Hamburg - Testosteron sei besser als sein Ruf, berichtet die Universität Hamburg. Hintergrund der Aussage: Forscher der Universität entdeckten, dass das gemeinhin eher mit erhöhter Aggressionsbereitschaft und Dominanzverhalten in Zusammenhang gebrachte männliche Sexualhormon auch prosoziales Verhalten fördern kann.

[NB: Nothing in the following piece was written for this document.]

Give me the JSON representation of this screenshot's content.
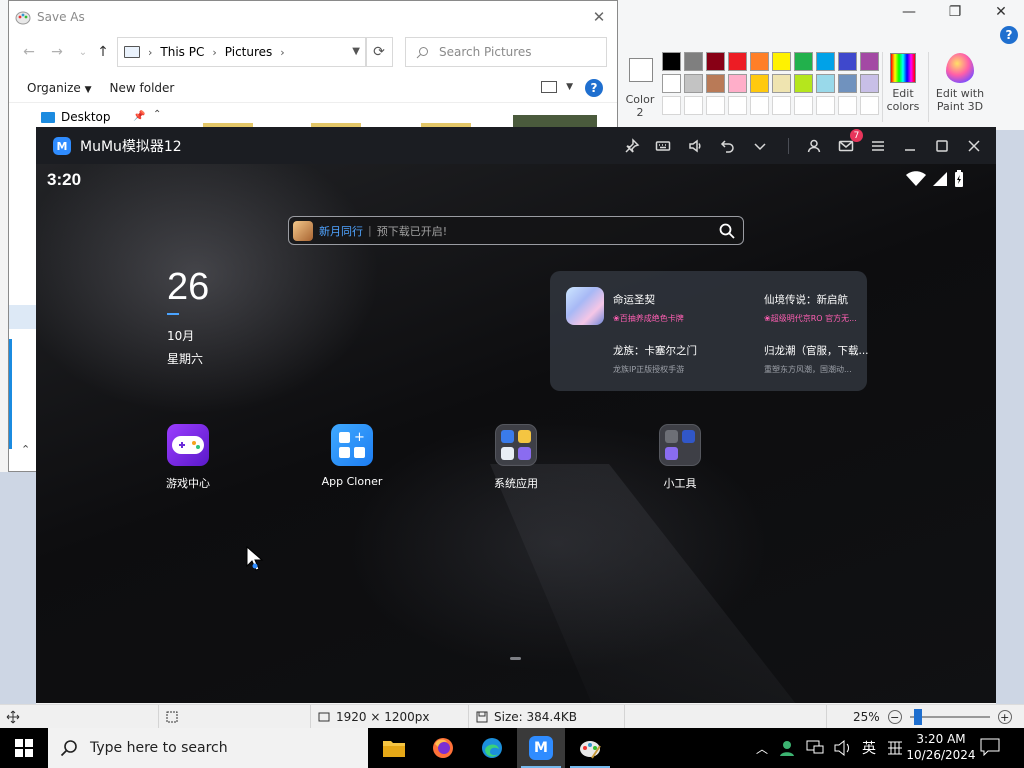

Das Forschungsteam um Luise Reimers testete 50 männliche Fußballfans, die am PC eine Variante des Gefangenendilemmas durchspielen mussten. Das Gefangenendilemma wird in der Verhaltensforschung angewendet, um Altruismus in Form von kooperativem Verhalten bzw. Egoismus zu erforschen. Bei dem Spiel wird untersucht, inwieweit die Spieler nur ihren eigenen Nutzen maximieren oder auch die Interessen anderer in ihre Entscheidungen mit einbeziehen und mit ihnen kooperieren.

Das Spiel

Die Fußballfans spielten das Gefangenendilemma auf zweierlei Weise: Zum einen sollten sie für sich selbst Punkte sammeln. Zum anderen gab es einen Wettbewerb, bei dem sie in der Gruppe gegen Fans der anderen Vereine spielen sollten und am Ende der Verein gewann, der als Gruppe die meisten Punkte hatte - die Teilnehmer mussten also zwischen persönlichem Gewinn und dem Erfolg ihrer Gruppe abwägen.

Die Testosteronkonzentration der Teilnehmer wurde anhand von Speichelproben gemessen, die am Morgen des Testtages abgegeben wurden. Und die Daten zeigten, dass Testosteron bei Männern den Verzicht auf persönliche Vorteile zum Wohle der eigenen Gruppe oder eine erhöhte Kooperationsbereitschaft gegenüber eigenen Gruppenmitgliedern fördert. Dies galt vor allem in Situationen, bei denen sie sich für die eigene Gruppe einsetzen und gegen andere behaupten mussten. (red, 26.5. 2015)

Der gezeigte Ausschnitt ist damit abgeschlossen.